Rainforest Farm

One of the interesting things about being able to stay a long time in one place is that you get to be a part of people’s everyday lives. And in doing so, it is more likely you will see parts of those lives that a lightning strike tourist won’t. While volunteering in Guyana, my group and I met a woman who had a little shop in St. Cuthbert’s Mission, an Amerindian (Lokono) village. She also had a farm, located in the surrounding rainforest. About two months into our stay, she invited us to see it. I, for one, was delighted to receive the invitation – it was a way of life I knew nothing about and not to mention, it’s a farm in the middle of the rainforest! How cool is that! And yes, I am aware that my idea of cool can be a little weird…

The trip to the farm was a mini-epic adventure in itself. Tromping through the rainforest, getting covered and almost trapped by sucking mud, keeping an eye out for giant insects, traversing overgrown tracks, struggling to keep up with porters carrying way more things that we were…it almost felt like we were old-time explorers. After traipsing through the jungle for over an hour (sucking mud is a time eater), we came to a river, a tributary of the Mahaica River, which itself is a tributary of the Essequibo River. Here, we were introduced to the tradtional dugout canoe. The canoe was about 5 feet long and can fit 4 people and some gear. It’s quite shallow and it sits low in the water. It is quite the balancing act to climb in and out of the canoe. However, its position in the river meant that it was easy to stick my hand in the dark waters, traling it behind me as I was ferried deeper into the rainforest. As it fit into my idea of Adventure (capital letter necessary), I loved every minute of it.

Due to its isolated location, the rainforest farm had a fairly developped camping area – a small structure to escape the rain, some benches, hammocks, and a covered cooking area. The farm itself consisted primarily of fruit trees such as paw paw (also known as papaya) and citrus, ground fruits such as pineapple, and vegetables like pumpkin. The style of farming practiced in this area is called slash and burn. This agricultural technique means cutting down whatever is on a plot of land and burning it. The soil gains nutrients from the resulting ashes, making the burnt area fertile. It is a popular technique in the ‘developing’ world beause it requires nothing more than a cutlass and fire – as such, a person with access to some land can feed his family with no need to buy fancy equipment. The main drawback to slash and burn, however, is that the technique renders the land fertile for only a few years. After that, the land must be allowed to remain fallow for over a decade in order to heal and regenerate its fertility. At the farm we visited, they practice rotating fields which helps alleviate this particular problem.

Wandering around the farm, it is very evident how labour intensive it is to upkeep without machinery. They also have to deal with produce theft/destruction by animals and insects as well as possible theft by people. Since this farm is so spread out amongst the rainforest trees, much of the farm is unattended much of the time. As such, it is pretty easy for someone to steal what they want – though the farm’s isolation makes the prospect of human theft minimal.

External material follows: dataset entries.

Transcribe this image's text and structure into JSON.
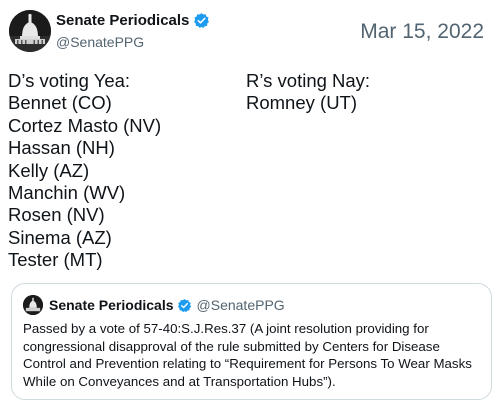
{
  "tweet": {
    "author": {
      "display_name": "Senate Periodicals",
      "handle": "@SenatePPG",
      "verified": true
    },
    "date": "Mar 15, 2022",
    "left_column": {
      "heading": "D’s voting Yea:",
      "names": [
        "Bennet (CO)",
        "Cortez Masto (NV)",
        "Hassan (NH)",
        "Kelly (AZ)",
        "Manchin (WV)",
        "Rosen (NV)",
        "Sinema (AZ)",
        "Tester (MT)"
      ]
    },
    "right_column": {
      "heading": "R’s voting Nay:",
      "names": [
        "Romney (UT)"
      ]
    },
    "quote": {
      "display_name": "Senate Periodicals",
      "handle": "@SenatePPG",
      "text": "Passed by a vote of 57-40:S.J.Res.37 (A joint resolution providing for congressional disapproval of the rule submitted by Centers for Disease Control and Prevention relating to “Requirement for Persons To Wear Masks While on Conveyances and at Transportation Hubs”)."
    }
  },
  "colors": {
    "verified": "#1d9bf0",
    "secondary_text": "#536471",
    "border": "#cfd9de"
  },
  "icons": {
    "avatar": "capitol-dome-icon",
    "verified": "verified-badge-icon"
  }
}
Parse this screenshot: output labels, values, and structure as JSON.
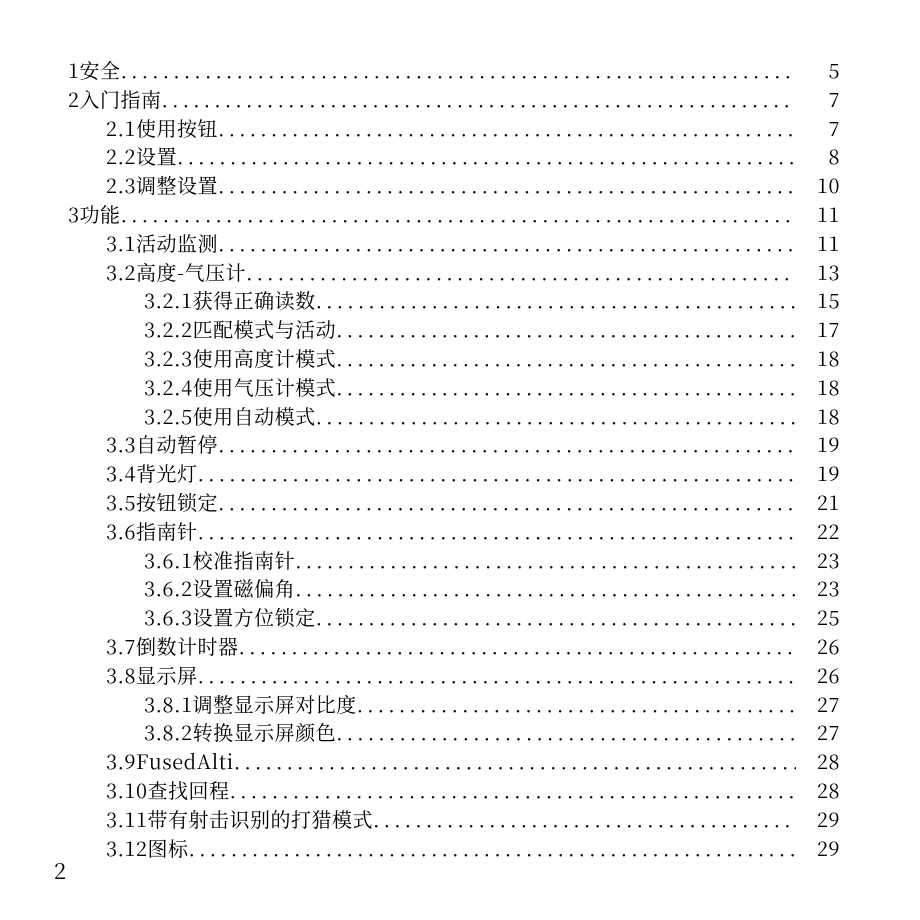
{
  "page_number": "2",
  "entries": [
    {
      "indent": 0,
      "num": "1",
      "title": "安全",
      "page": "5"
    },
    {
      "indent": 0,
      "num": "2",
      "title": "入门指南",
      "page": "7"
    },
    {
      "indent": 1,
      "num": "2.1",
      "title": "使用按钮",
      "page": "7"
    },
    {
      "indent": 1,
      "num": "2.2",
      "title": "设置",
      "page": "8"
    },
    {
      "indent": 1,
      "num": "2.3",
      "title": "调整设置",
      "page": "10"
    },
    {
      "indent": 0,
      "num": "3",
      "title": "功能",
      "page": "11"
    },
    {
      "indent": 1,
      "num": "3.1",
      "title": "活动监测",
      "page": "11"
    },
    {
      "indent": 1,
      "num": "3.2",
      "title": "高度-气压计",
      "page": "13"
    },
    {
      "indent": 2,
      "num": "3.2.1",
      "title": "获得正确读数",
      "page": "15"
    },
    {
      "indent": 2,
      "num": "3.2.2",
      "title": "匹配模式与活动",
      "page": "17"
    },
    {
      "indent": 2,
      "num": "3.2.3",
      "title": "使用高度计模式",
      "page": "18"
    },
    {
      "indent": 2,
      "num": "3.2.4",
      "title": "使用气压计模式",
      "page": "18"
    },
    {
      "indent": 2,
      "num": "3.2.5",
      "title": "使用自动模式",
      "page": "18"
    },
    {
      "indent": 1,
      "num": "3.3",
      "title": "自动暂停",
      "page": "19"
    },
    {
      "indent": 1,
      "num": "3.4",
      "title": "背光灯",
      "page": "19"
    },
    {
      "indent": 1,
      "num": "3.5",
      "title": "按钮锁定",
      "page": "21"
    },
    {
      "indent": 1,
      "num": "3.6",
      "title": "指南针",
      "page": "22"
    },
    {
      "indent": 2,
      "num": "3.6.1",
      "title": "校准指南针",
      "page": "23"
    },
    {
      "indent": 2,
      "num": "3.6.2",
      "title": "设置磁偏角",
      "page": "23"
    },
    {
      "indent": 2,
      "num": "3.6.3",
      "title": "设置方位锁定",
      "page": "25"
    },
    {
      "indent": 1,
      "num": "3.7",
      "title": "倒数计时器",
      "page": "26"
    },
    {
      "indent": 1,
      "num": "3.8",
      "title": "显示屏",
      "page": "26"
    },
    {
      "indent": 2,
      "num": "3.8.1",
      "title": "调整显示屏对比度",
      "page": "27"
    },
    {
      "indent": 2,
      "num": "3.8.2",
      "title": "转换显示屏颜色",
      "page": "27"
    },
    {
      "indent": 1,
      "num": "3.9",
      "title": "FusedAlti",
      "page": "28"
    },
    {
      "indent": 1,
      "num": "3.10",
      "title": "查找回程",
      "page": "28"
    },
    {
      "indent": 1,
      "num": "3.11",
      "title": "带有射击识别的打猎模式",
      "page": "29"
    },
    {
      "indent": 1,
      "num": "3.12",
      "title": "图标",
      "page": "29"
    }
  ]
}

A day at a rainforst farm can be surprisingly relaxing. I stuffed myself with food, I explored the farm and surrounding rainforest, I tried fishing for the first time (stick and string style), and I most definitely lounged in a hammock. I chatted with the farm owner about her idea of making her farm into an eco-lodge as the basics of it was already there. I personally love the idea. Guyana is definitely a country that could do well in eco-tourism and this farm is a prime example of this.

It was fascinating to see how farming is done when one has no access to fancy tools and equipment. What I also realized was that this is the kind of place where you want to be when the world eventually goes to pot! At the end of the day, we took the dugout canoe back to the village, slowly paddling our way through the tall trees and dense vegetation, listening to the birds call out to each other. What would have put my day over the top was if I heard a jaguar roar in the distance as we floated along in that canoe. Unfortuantely, it wasn’t to be. But that was okay. Listening to roaring jaguars while sitting in a dugout canoe in the middle of a small river surrounded by impenetrable vegetation would probably have been a tad unnerving…

 

3 responses to “Rainforest Farm

  1. Ah! Your feet! In serious need of some boots there!

    It must be so tough farming in a remote location like that with limited equipment. I’m curious, did you ask the owner about transporting their produce out of there? Also, how many fields does it take for the slash and burn rotation to be maintained?

    I enjoyed seeing the flowers on the pineapple, I’ve never really seen a pineapple growing before!

    I hope some day you get to see or at least hear a jaguar in the wild! 🙂

    • if I remember correctly, ther is a long round about way of getting there by vehicle so I believe that is how they transport the produce. it’s quite the trek!

      re rotation, i’m not totally sure. she had at least 8 or so fields so around that, i’d think, if one wants to have subtantial enough crops all the time to make it worth the effort. my own guess, though!